Yo conozco tus obras, y dónde moras, donde está el trono de Satanás; pero retienes mi nombre, y no has negado mi fe.
En el mensaje a Pérgamo vemos el desvío de la Iglesia profesante luego de los días de persecución. A la profesión cristiana de este período, el Señor se presenta como Aquel que “tiene la espada aguda de dos filos”. La seria situación de la Iglesia queda expuesta por el filo cortante de la Palabra. Unir el judaísmo con el cristianismo es tratar de acomodar el cristianismo al mundo, adoptando aquello que apela a la vista y los sentidos del hombre natural. Esto no logra sacar del mundo a las personas, sino que lleva a la profesión cristiana a introducirse en el mundo. Por lo que el Señor tuvo que decir: “Yo sé dónde moras: donde está el trono de Satanás” (LBLA). El lugar en donde habitamos es una seria muestra de lo que nuestros corazones desean. Morar donde está el trono de Satanás demuestra un deseo de recibir el patrocinio y el esplendor del mundo cuyo príncipe es Satanás.

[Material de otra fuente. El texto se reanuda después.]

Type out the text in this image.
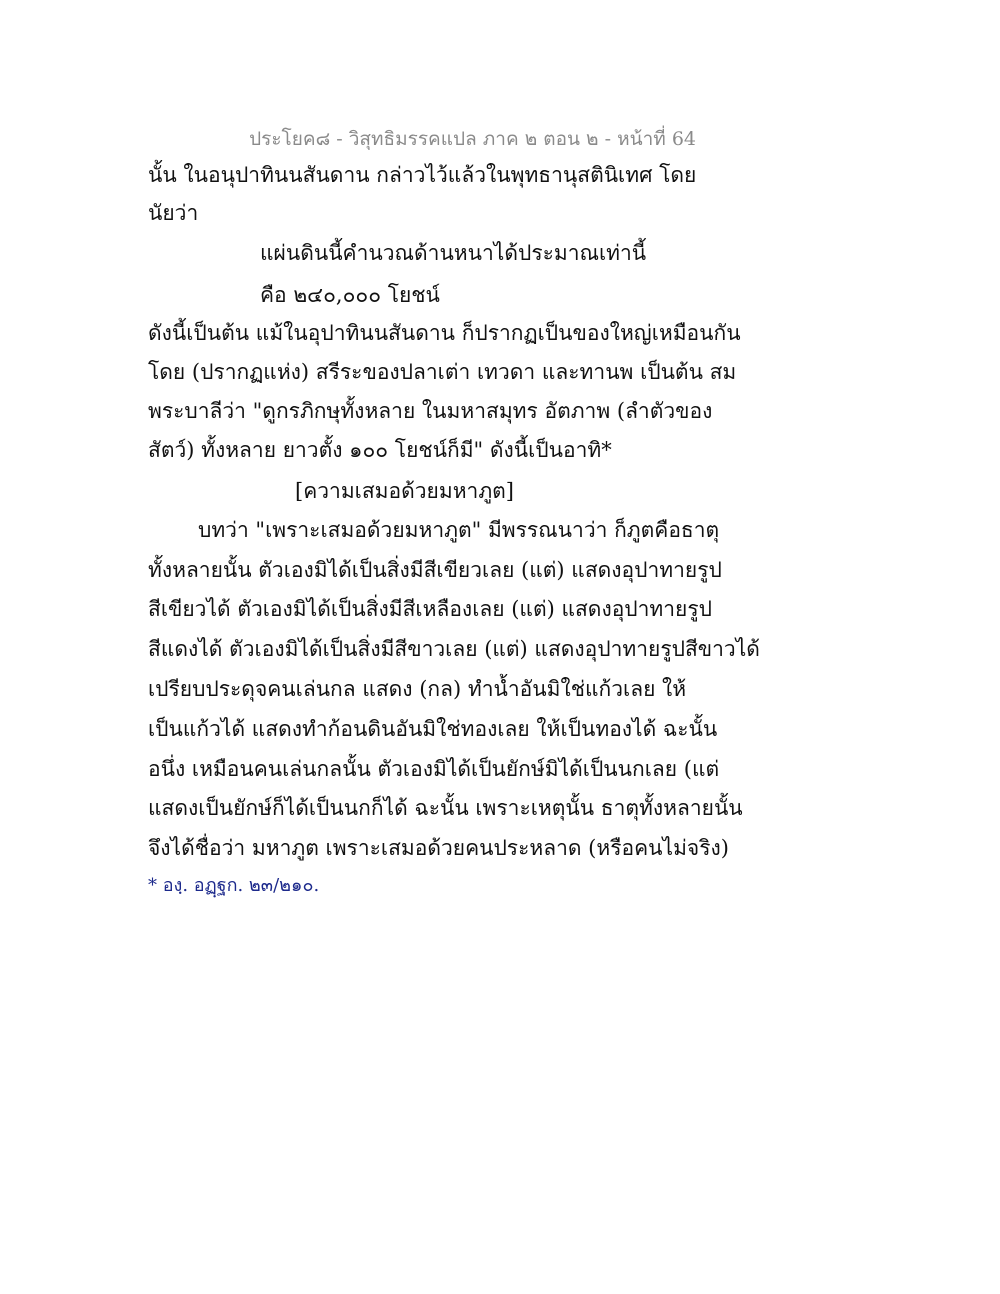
ประโยค๘ - วิสุทธิมรรคแปล ภาค ๒ ตอน ๒ - หน้าที่ 64
นั้น ในอนุปาทินนสันดาน กล่าวไว้แล้วในพุทธานุสตินิเทศ โดย
นัยว่า
แผ่นดินนี้คำนวณด้านหนาได้ประมาณเท่านี้
คือ ๒๔๐,๐๐๐ โยชน์
ดังนี้เป็นต้น แม้ในอุปาทินนสันดาน ก็ปรากฏเป็นของใหญ่เหมือนกัน
โดย (ปรากฏแห่ง) สรีระของปลาเต่า เทวดา และทานพ เป็นต้น สม
พระบาลีว่า "ดูกรภิกษุทั้งหลาย ในมหาสมุทร อัตภาพ (ลำตัวของ
สัตว์) ทั้งหลาย ยาวตั้ง ๑๐๐ โยชน์ก็มี" ดังนี้เป็นอาทิ*
[ความเสมอด้วยมหาภูต]
บทว่า "เพราะเสมอด้วยมหาภูต" มีพรรณนาว่า ก็ภูตคือธาตุ
ทั้งหลายนั้น ตัวเองมิได้เป็นสิ่งมีสีเขียวเลย (แต่) แสดงอุปาทายรูป
สีเขียวได้ ตัวเองมิได้เป็นสิ่งมีสีเหลืองเลย (แต่) แสดงอุปาทายรูป
สีแดงได้ ตัวเองมิได้เป็นสิ่งมีสีขาวเลย (แต่) แสดงอุปาทายรูปสีขาวได้
เปรียบประดุจคนเล่นกล แสดง (กล) ทำน้ำอันมิใช่แก้วเลย ให้
เป็นแก้วได้ แสดงทำก้อนดินอันมิใช่ทองเลย ให้เป็นทองได้ ฉะนั้น
อนึ่ง เหมือนคนเล่นกลนั้น ตัวเองมิได้เป็นยักษ์มิได้เป็นนกเลย (แต่
แสดงเป็นยักษ์ก็ได้เป็นนกก็ได้ ฉะนั้น เพราะเหตุนั้น ธาตุทั้งหลายนั้น
จึงได้ชื่อว่า มหาภูต เพราะเสมอด้วยคนประหลาด (หรือคนไม่จริง)
* องฺ. อฏฺฐก. ๒๓/๒๑๐.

A pesar de todo esto, todavía se sostenían las verdades grandes y esenciales con respecto a la persona y la obra de Cristo, pues el Señor pudo decir: “pero retienes mi nombre, y no has negado mi fe”. Sin embargo, la Iglesia adoptó los métodos del mundo y cayó bajo los males que distinguieron tanto a Balaam en la antigüedad. Se levantó una clase de hombres que, como Balaam, transformaron el ministerio en una profesión lucrativa y que también unieron a la Iglesia con el mundo, privándola de su posición de “una virgen pura” desposada a Cristo (cf. 2 Co. 11:2). Esto abrió la puerta al nicolaitismo, el cual consideraba que la vida práctica de la piedad no era importante, ya que el creyente es justificado por la fe. Esto estaba transformando la gracia de Dios en lascivia.
El vencedor (que rechazaba las formas mundanas) sería recompensado con la aprobación secreta del Señor, y sería sustentado por Cristo, “el maná escondido”, quien fue un extraño en este mundo.